Thursday, February 23, 2006

How does Genre Hit You?

Last night I read an essay by Jack Derrida called The Law of Genre. It is in this book called Acts of Literature and on the cover Jack (presumably that's him) kinda looks pensive out at us in a half smoldering sort of way over his shoulder from a canvas chair, the sort that movie directors are supposed to use...Was he a movie director??). He seems to be thinking something but it is difficult to know exactly what. Then when you read the essay you realize that he is trying to think about everything but he only has words to tell us about it with but that is exactly what he wants not to talk about so he sort of talks around them. He keeps using French words also, which is not good as I do not speak it..Or read it either.
But I maybe believe that I got some idea about genre from Jack...Well from the words that he is supposed to have written....Well he spoke them first as it was from a conference somewhere in Germany in the 1970's and he spoke in French and then American woman I believe...Translated them into English but she had to keep some of it in French as she may not have been able to understand it either. Here is some of what he may have said before it was written down and translated..Well it has been as it is in English and is here (I just wrote it)

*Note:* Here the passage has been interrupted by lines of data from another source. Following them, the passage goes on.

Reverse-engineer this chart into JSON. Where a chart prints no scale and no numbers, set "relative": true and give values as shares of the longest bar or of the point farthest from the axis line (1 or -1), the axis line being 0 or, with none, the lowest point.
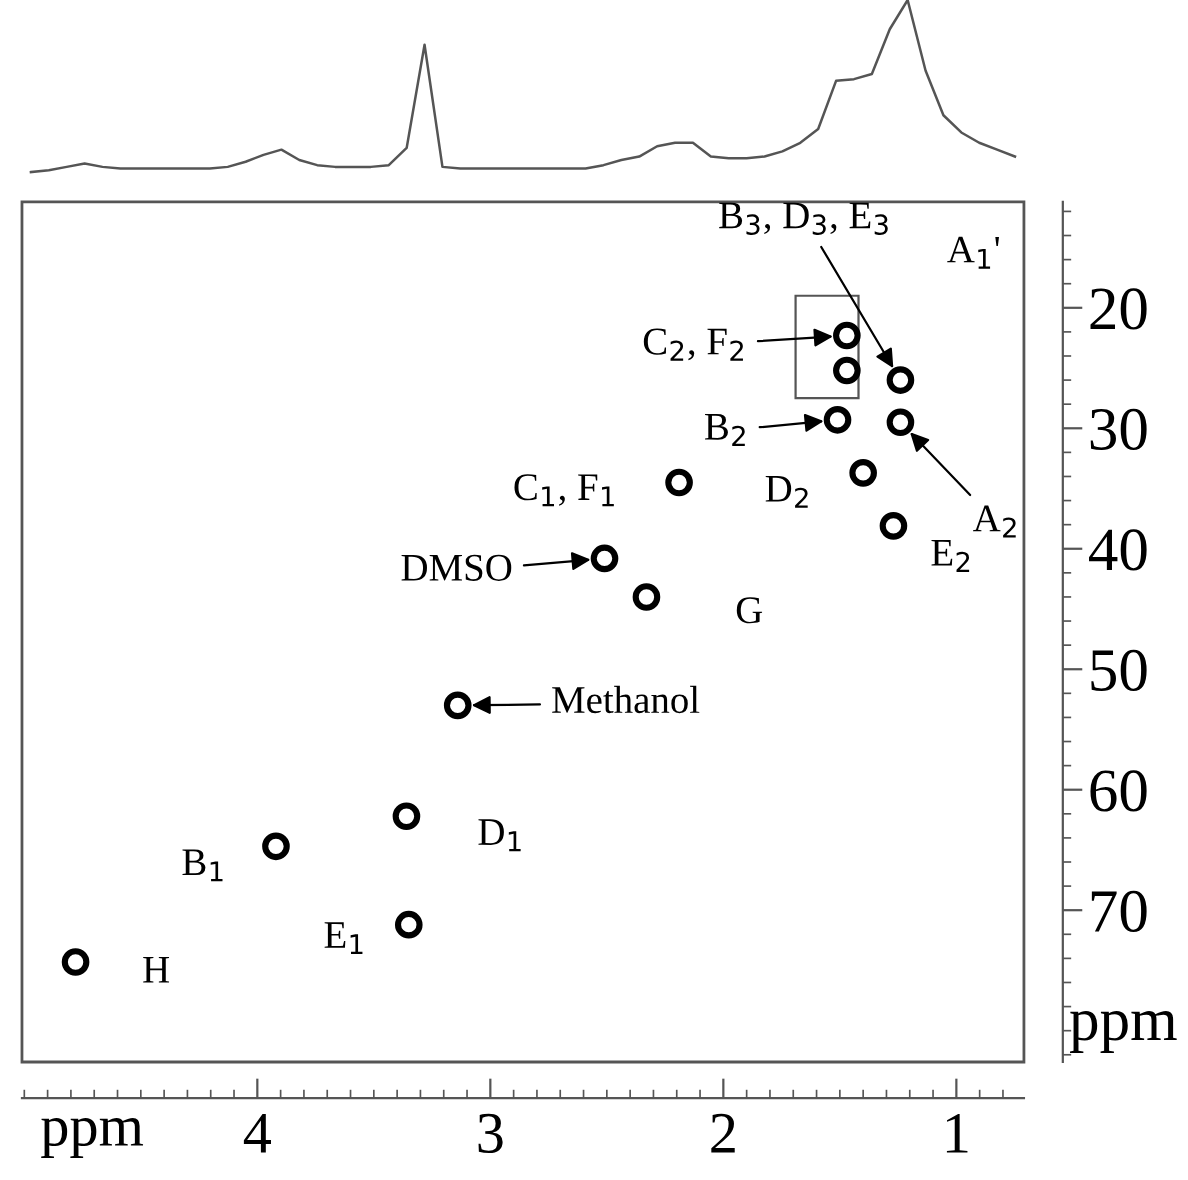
{
  "chart_data": [
    {
      "type": "line",
      "relative": true,
      "categories": [
        null,
        null,
        null,
        null,
        null,
        null,
        null,
        null,
        null,
        null,
        null,
        null,
        null,
        null,
        null,
        null,
        null,
        null,
        null,
        null,
        null,
        null,
        null,
        null,
        null,
        null,
        null,
        null,
        null,
        null,
        null,
        null,
        null,
        null,
        null,
        null,
        null,
        null,
        null,
        null,
        null,
        null,
        null,
        null,
        null,
        null,
        null,
        null,
        null,
        null,
        null,
        null,
        null,
        null,
        null,
        null
      ],
      "series": [
        {
          "color": "#555555",
          "values": [
            0,
            0.01,
            0.03,
            0.05,
            0.03,
            0.02,
            0.02,
            0.02,
            0.02,
            0.02,
            0.02,
            0.03,
            0.06,
            0.1,
            0.13,
            0.07,
            0.04,
            0.03,
            0.03,
            0.03,
            0.04,
            0.14,
            0.74,
            0.03,
            0.02,
            0.02,
            0.02,
            0.02,
            0.02,
            0.02,
            0.02,
            0.02,
            0.04,
            0.07,
            0.09,
            0.15,
            0.17,
            0.17,
            0.09,
            0.08,
            0.08,
            0.09,
            0.12,
            0.17,
            0.25,
            0.53,
            0.54,
            0.57,
            0.83,
            1.0,
            0.59,
            0.33,
            0.23,
            0.17,
            0.13,
            0.09
          ]
        }
      ]
    },
    {
      "type": "scatter",
      "marker": "circle",
      "xlabel": "ppm",
      "ylabel": "ppm",
      "xlim": [
        5.01,
        0.71
      ],
      "ylim": [
        82.6,
        11.2
      ],
      "xticks": [
        1,
        2,
        3,
        4
      ],
      "yticks": [
        20,
        30,
        40,
        50,
        60,
        70
      ],
      "series": [
        {
          "color": "#000000",
          "x": [
            4.78,
            3.92,
            3.35,
            3.36,
            3.14,
            2.51,
            2.33,
            2.19,
            1.4,
            1.27,
            1.51,
            1.24,
            1.24,
            1.47,
            1.47
          ],
          "values": [
            74.3,
            64.7,
            71.2,
            62.2,
            53.0,
            40.8,
            44.0,
            34.5,
            33.7,
            38.1,
            29.3,
            29.5,
            26.0,
            25.2,
            22.3
          ]
        }
      ],
      "annotations": [
        {
          "text": "H",
          "x": 4.78,
          "y": 74.3
        },
        {
          "text": "B$_{1}$",
          "x": 3.92,
          "y": 64.7
        },
        {
          "text": "E$_{1}$",
          "x": 3.35,
          "y": 71.2
        },
        {
          "text": "D$_{1}$",
          "x": 3.36,
          "y": 62.2
        },
        {
          "text": "G",
          "x": 2.33,
          "y": 44.0
        },
        {
          "text": "C$_{1}$, F$_{1}$",
          "x": 2.19,
          "y": 34.5
        },
        {
          "text": "D$_{2}$",
          "x": 1.4,
          "y": 33.7
        },
        {
          "text": "E$_{2}$",
          "x": 1.27,
          "y": 38.1
        },
        "A$_{1}$'",
        {
          "text": "C$_{2}$, F$_{2}$",
          "x": 1.47,
          "y": 22.3
        },
        {
          "text": "B$_{2}$",
          "x": 1.51,
          "y": 29.3
        },
        {
          "text": "A$_{2}$",
          "x": 1.24,
          "y": 29.5
        },
        {
          "text": "DMSO",
          "x": 2.51,
          "y": 40.8
        },
        {
          "text": "Methanol",
          "x": 3.14,
          "y": 53.0
        },
        {
          "text": "B$_{3}$, D$_{3}$, E$_{3}$",
          "x": 1.24,
          "y": 26.0
        }
      ]
    }
  ]
}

"The law is mad. The law is mad, is madness; but madness is not the predicate of law. There is no madness without the law; madness cannot be conceived before its relation to law. Madness is law, the law is madness. There is a general trait here: the madness of law mad for me, the silhouette of my daughter mad about me, her mother, etc. But La Folie du jour, An (accountless) Account?, carrying and miscarrying its titles, is not at all exemplary of this general trait. Not at all, not wholly. This is not an example of a general or generic whole. The whole, which begins by finishing and never finishes beginning apart from itself, the whole that stays at the edgeless boundary of itself, the whole greater and less than a whole and nothing, An Account? Will not have been exemplary. Rather, with regard to the whole, it will have been wholly counter-exemplary."

What he meant by this was:
"a text cannot belong to no genre, it cannot be without... a genre. Every text participates in one or several genres, there is no genreless text" (Derrida 1981, 61).